Doppia cerimonia a Castiglion Fiorentino e a Tuoro alla presenza del capo della polizia, Giannini: "Il suo sacrificio ha posto fine alle Nuove Br"

Ad Alma Petri, i ragazzi della scuola "Birago" di Tuoro hanno regalato un quadro fatto da loro. Un insieme di immagini e disegni, tra cui spicca il ritratto di Emanuele, il sovrintendente capo della polfer, ucciso esattamente 20 anni fa in un conflitto a fuoco sul treno Roma-Firenze. A fare fuoco due terroristi delle Nuove Brigate rosse, Mario Gallesi e Nadia Desdemona Lioce. Il primo, ferito, morirà in ospedale, Lioce, invece, è stata condannata all'ergastolo. Il ritratto è quello diventato tristemente celebre, della foto che più diffusa del sovrintendente, una foto simbolo di dedizione e sacrificio, a cui oggi, i massimi vertici della polizia e le istituzioni, presenti anche i sottosegretari all'Interno, Emanuele Prisco e Nicola Molteni.

Quella domenica di 20 anni fa, Emanuele Petri neanche doveva essere in servizio, aveva cambiato turno perché il lunedì successivo avrebbe dovuto accompagnare un amico carabinierie, rimasto gravemente ferito in un incidente, a fare fisoterapia. Sul treno Roma-Firenze, Petri controlla i documenti di due passeggeri, un uomo e una donna, e si accorge che qualcosa non quadra. "Era domenica, sarebbero dovuti tornare a casa per pranzo, per mangiare il piatto buono della domenica" ha ricordato il capo della polizia, Lamberto Giannini, ma quel piatto buono non lo hanno mangiato perchè "sono stati dei bravi poliziotti". I documenti di identità avevano dei numeri seriali praticamente identici. Una stranezza che Petri stava segnalando alla centrale per una verifica, quando si è trovato una pistola puntata alla gola. Nella colluttazione che ne seguì, venne ferito a morte. Ferito anche un altro agente che faceva parte della pattuglia. Nadia Lioce venne bloccata e arrestata. Il sacrificio di Petri, ha ricordato il capo della polizia, ha rappresentato la fine del nuovo terrorismo di matrice brigatistica, una scia di sangue inaugurata con gli agguati a D'Antona e Biagi e, ha confermato il prefetto Franco Gabrielli, che all'epoca guidava la digos di Roma e di cui Giannini era un funzionario, nel covo del gruppo sono state ritrovate le inchieste che avrebbero potuto portare ad altre azioni. Gabrielli, ex capo della polizia, è stato chiamato sul palco dal suo successore, con uno strappo al cerimoniale, “perché è un momento molto particolare, molto intenso per me”, E insieme hanno ricordato quel giorno. "Purtroppo, si era verificato qualcosa che avevamo temuto.

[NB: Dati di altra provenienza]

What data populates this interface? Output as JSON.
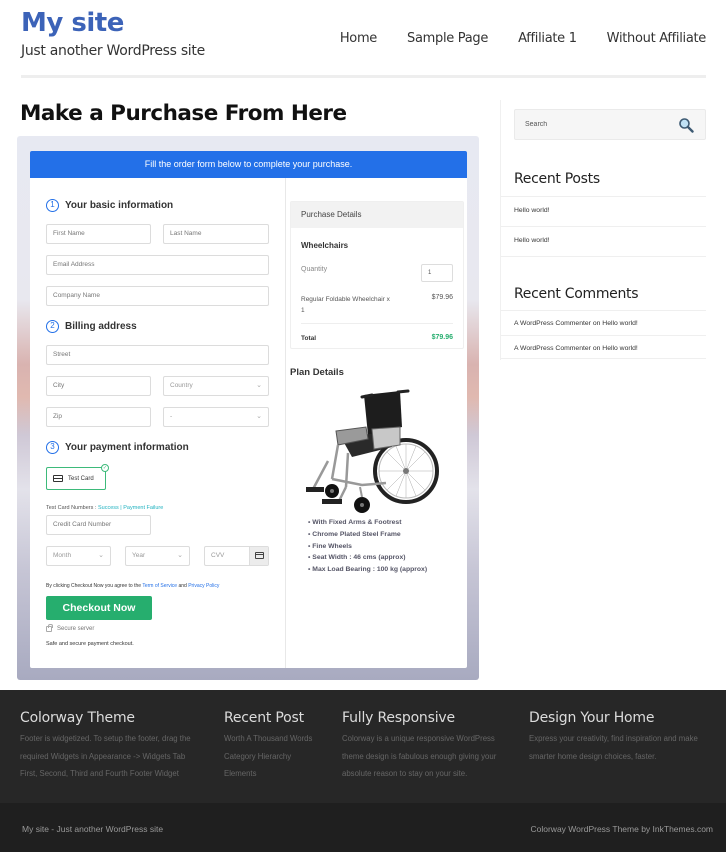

Erano stati individuati i brigatisti, però, qualcuno avrebbe dovuto bloccarli. E lo hanno fatto Emanuele Petri con i suoi colleghi e lo hanno fatto da bravi poliziotti, da poliziotti che una domenica escono, vanno di pattuglia, stanno sui treni, controllano i cittadini, fanno la loro routine. Devono tornare a mangiare il piatto buono della domenica, ma questo non capita perché sono bravi poliziotti e capiscono che c’è qualcosa che non va nella serialità dei documenti, poi dentro al covo trovammo tutto lo stock dei documenti contraffatti, e agiscono. Fermano le Brigate Rosse e riescono certamente a evitare e concludere una scia di sangue" ha sottolineato Giannini.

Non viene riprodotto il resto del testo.